'c++ Best practise when passing in arguments to functions [closed]

So I have read a lot of things about people saying const & is always good as it eliminates copying, and passing by value is a bad idea. Then I've also recently read some posts saying const & is bad for basic data type int, string, etc.

So does anyone know what the "best practice" or most efficient method to follow when passing in arguments to a function, both simple data types such as int, double string and also more complex types e.g vectors, objects, and pointers for modern c++?

Thanks.



Solution 1:[1]

To answer this you have to look at the underlying platform. Techniques and practices that work on one may not work on another. So for the sake of this discussion let's focus on x86_64 and passing integral type arguments. Other architectures and calling conventions can be similar.
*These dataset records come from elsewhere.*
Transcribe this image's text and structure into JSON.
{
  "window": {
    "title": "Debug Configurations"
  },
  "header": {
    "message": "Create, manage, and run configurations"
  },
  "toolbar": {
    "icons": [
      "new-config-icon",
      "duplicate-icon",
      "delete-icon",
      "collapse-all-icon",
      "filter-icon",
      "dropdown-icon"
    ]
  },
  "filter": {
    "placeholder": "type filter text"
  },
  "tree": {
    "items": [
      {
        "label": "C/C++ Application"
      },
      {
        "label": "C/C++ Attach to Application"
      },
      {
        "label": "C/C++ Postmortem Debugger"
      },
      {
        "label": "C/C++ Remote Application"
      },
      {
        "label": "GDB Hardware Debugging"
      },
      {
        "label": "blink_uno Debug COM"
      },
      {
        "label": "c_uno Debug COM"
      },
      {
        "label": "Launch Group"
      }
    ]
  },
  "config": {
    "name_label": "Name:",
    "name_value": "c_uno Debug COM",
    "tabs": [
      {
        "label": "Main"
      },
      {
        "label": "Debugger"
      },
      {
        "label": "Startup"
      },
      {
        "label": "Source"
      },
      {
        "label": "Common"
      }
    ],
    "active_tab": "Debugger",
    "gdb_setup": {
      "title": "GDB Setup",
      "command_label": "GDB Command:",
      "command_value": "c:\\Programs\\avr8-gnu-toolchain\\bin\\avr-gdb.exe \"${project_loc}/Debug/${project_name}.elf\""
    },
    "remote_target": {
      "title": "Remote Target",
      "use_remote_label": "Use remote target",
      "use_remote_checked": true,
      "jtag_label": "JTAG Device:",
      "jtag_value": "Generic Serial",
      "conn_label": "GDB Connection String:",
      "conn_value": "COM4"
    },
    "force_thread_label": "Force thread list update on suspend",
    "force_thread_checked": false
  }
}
The rules are summarized like this:

  1. For integral type objects and floats/doubles pass by value (explanation why below)

  2. For smaller objects like std::optional<> and small structs containing just type 1 values, you can still pass by value.
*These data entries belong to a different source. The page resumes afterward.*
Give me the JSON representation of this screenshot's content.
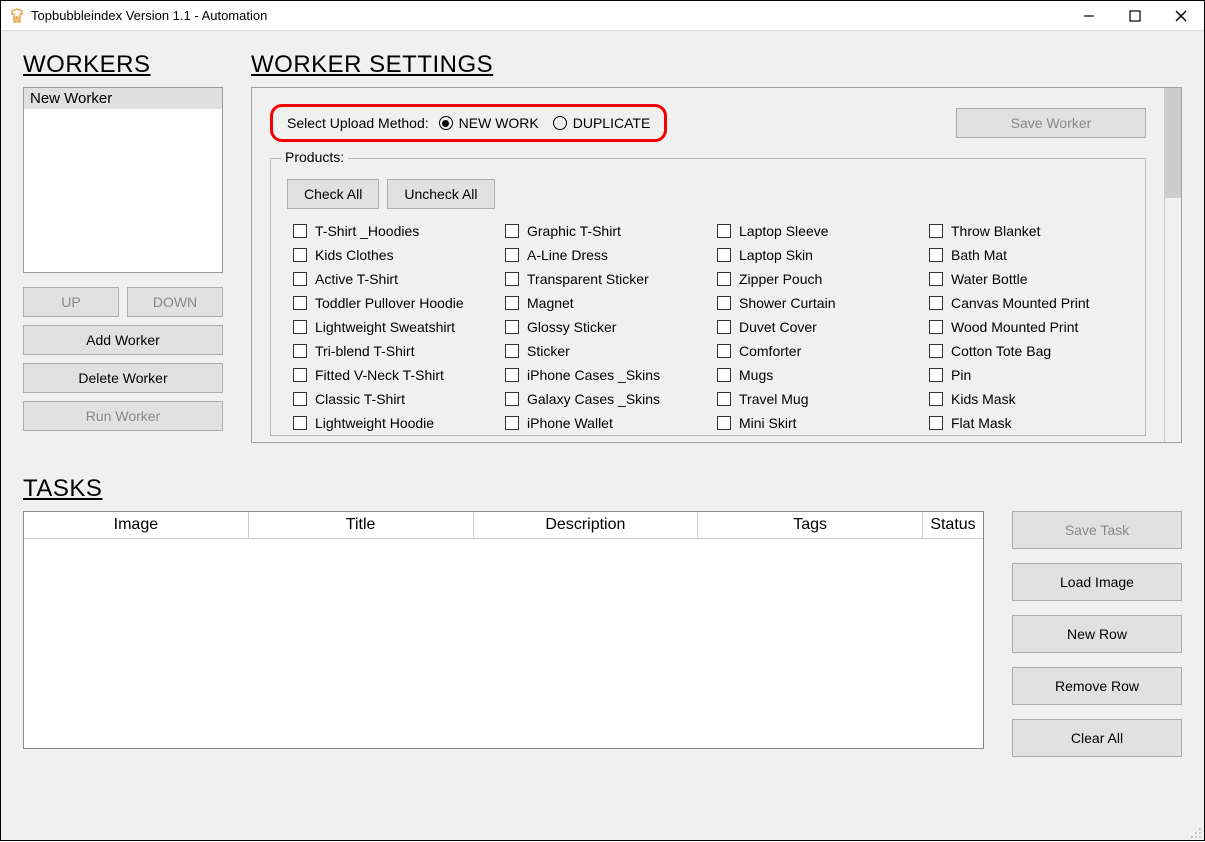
{
  "window": {
    "title": "Topbubbleindex Version 1.1 - Automation"
  },
  "workers": {
    "heading": "WORKERS",
    "items": [
      "New Worker"
    ],
    "up_label": "UP",
    "down_label": "DOWN",
    "add_label": "Add Worker",
    "delete_label": "Delete Worker",
    "run_label": "Run Worker"
  },
  "settings": {
    "heading": "WORKER SETTINGS",
    "upload_method_label": "Select Upload Method:",
    "radio_new_work": "NEW WORK",
    "radio_duplicate": "DUPLICATE",
    "save_worker_label": "Save Worker",
    "products_legend": "Products:",
    "check_all_label": "Check All",
    "uncheck_all_label": "Uncheck All",
    "products_col1": [
      "T-Shirt _Hoodies",
      "Kids Clothes",
      "Active T-Shirt",
      "Toddler Pullover Hoodie",
      "Lightweight Sweatshirt",
      "Tri-blend T-Shirt",
      "Fitted V-Neck T-Shirt",
      "Classic T-Shirt",
      "Lightweight Hoodie"
    ],
    "products_col2": [
      "Graphic T-Shirt",
      "A-Line Dress",
      "Transparent Sticker",
      "Magnet",
      "Glossy Sticker",
      "Sticker",
      "iPhone Cases _Skins",
      "Galaxy Cases _Skins",
      "iPhone Wallet"
    ],
    "products_col3": [
      "Laptop Sleeve",
      "Laptop Skin",
      "Zipper Pouch",
      "Shower Curtain",
      "Duvet Cover",
      "Comforter",
      "Mugs",
      "Travel Mug",
      "Mini Skirt"
    ],
    "products_col4": [
      "Throw Blanket",
      "Bath Mat",
      "Water Bottle",
      "Canvas Mounted Print",
      "Wood Mounted Print",
      "Cotton Tote Bag",
      "Pin",
      "Kids Mask",
      "Flat Mask"
    ]
  },
  "tasks": {
    "heading": "TASKS",
    "columns": {
      "image": "Image",
      "title": "Title",
      "description": "Description",
      "tags": "Tags",
      "status": "Status"
    },
    "save_task_label": "Save Task",
    "load_image_label": "Load Image",
    "new_row_label": "New Row",
    "remove_row_label": "Remove Row",
    "clear_all_label": "Clear All"
  }
}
  3. For any larger object, pass by const reference or reference.

  4. For std::string in particular, use std::string_view in your function as it will allow you to pass a char pointer or char array and no std::string temporary will be created.

  5. Modern C++ introduced "move semantics" and the && operator. This creates other classes of objects that allow you to "take over" the contents of the passed argument instead of making a copy. This technique is very useful for large objects.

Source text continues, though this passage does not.